Tool wear prediction based on multi-domain feature fusion and TabPFN-SimAM integration
摘要
In the process of machining, the condition of tool wear directly determines both the quality of the workpiece and the production efficiency. To address the limitations of existing prediction methods, this study proposes a novel collaborative optimization approach integrating feature fusion and predictive modeling, namely a tool wear prediction method based on multi-domain feature fusion and the TabPFN–SimAM attention mechanism. Partial Least Squares (PLS) is employed to perform supervised fusion of multi-sensor features, thereby constructing a highly discriminative feature set.
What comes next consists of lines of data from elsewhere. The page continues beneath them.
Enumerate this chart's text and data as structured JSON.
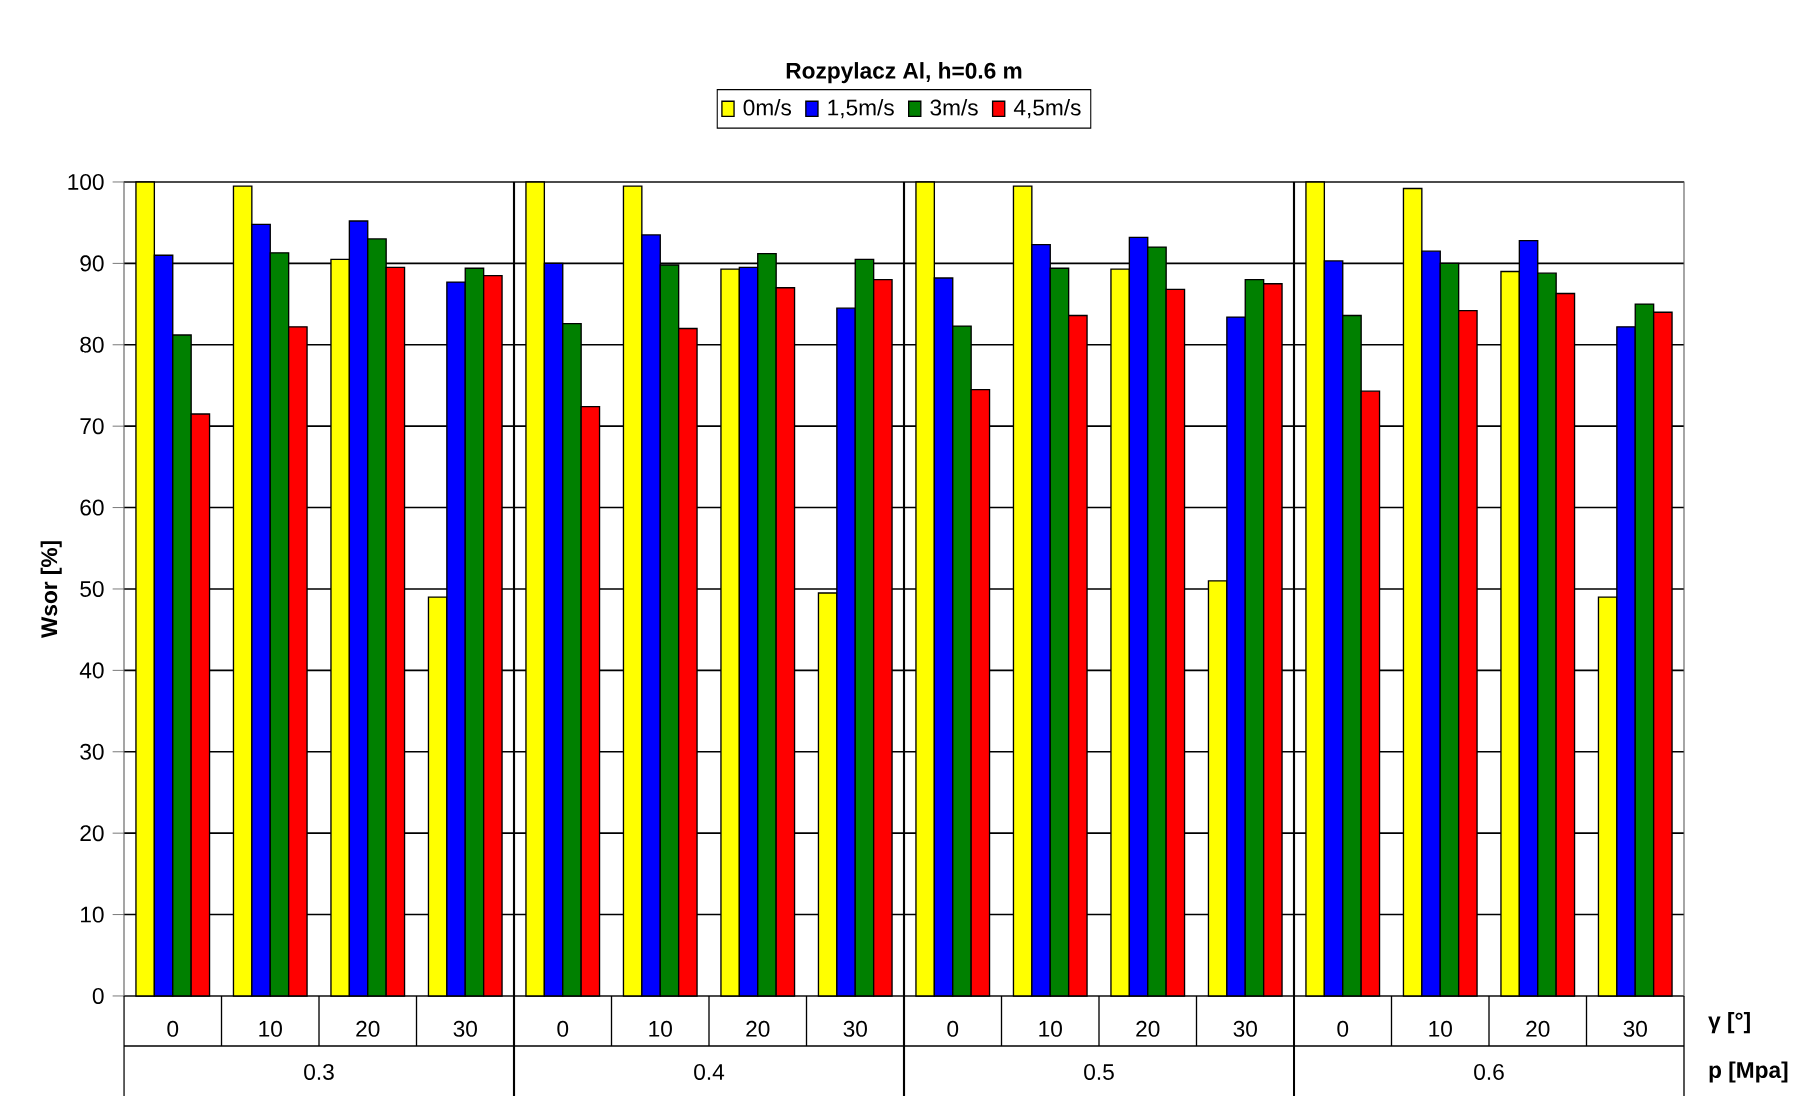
{
  "chart_data": {
    "type": "bar",
    "title": "Rozpylacz Al, h=0.6 m",
    "xlabel": "γ [°]",
    "ylabel": "Wsor [%]",
    "categories": [
      "0",
      "10",
      "20",
      "30",
      "0",
      "10",
      "20",
      "30",
      "0",
      "10",
      "20",
      "30",
      "0",
      "10",
      "20",
      "30"
    ],
    "annotations": [
      "p [Mpa]",
      "0.3",
      "0.4",
      "0.5",
      "0.6"
    ],
    "series": [
      {
        "name": "0m/s",
        "color": "#ffff00",
        "values": [
          100,
          99.5,
          90.5,
          49,
          100,
          99.5,
          89.3,
          49.5,
          100,
          99.5,
          89.3,
          51,
          100,
          99.2,
          89,
          49
        ]
      },
      {
        "name": "1,5m/s",
        "color": "#0000ff",
        "values": [
          91,
          94.8,
          95.2,
          87.7,
          90,
          93.5,
          89.5,
          84.5,
          88.2,
          92.3,
          93.2,
          83.4,
          90.3,
          91.5,
          92.8,
          82.2
        ]
      },
      {
        "name": "3m/s",
        "color": "#008000",
        "values": [
          81.2,
          91.3,
          93,
          89.4,
          82.6,
          89.8,
          91.2,
          90.5,
          82.3,
          89.4,
          92,
          88,
          83.6,
          90,
          88.8,
          85
        ]
      },
      {
        "name": "4,5m/s",
        "color": "#ff0000",
        "values": [
          71.5,
          82.2,
          89.5,
          88.5,
          72.4,
          82,
          87,
          88,
          74.5,
          83.6,
          86.8,
          87.5,
          74.3,
          84.2,
          86.3,
          84
        ]
      }
    ],
    "ylim": [
      0,
      100
    ],
    "yticks": [
      0,
      10,
      20,
      30,
      40,
      50,
      60,
      70,
      80,
      90,
      100
    ],
    "grid": "y",
    "legend": "top"
  }
}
Subsequently, the SimAM attention mechanism is introduced to adaptively reweight the fused features, enhancing the representation of critical information. The Tabular Prior-data Fitted Network (TabPFN) serves as the core predictive model, and an Enhanced Zebra Optimization Algorithm (EZOA) is employed to perform combinational search for optimal solutions of the key parameters. Experimental results based on the PHM2010 dataset demonstrate that the proposed method achieves high prediction accuracy in tool wear estimation, with an average R² exceeding 0.99. Its performance significantly outperforms single-domain feature methods as well as several mainstream benchmark models, including SVR, XGBoost, BiLSTM, Transformer, and TabPFN. These results verify the comprehensive superiority of the proposed approach in terms of prediction accuracy and robustness.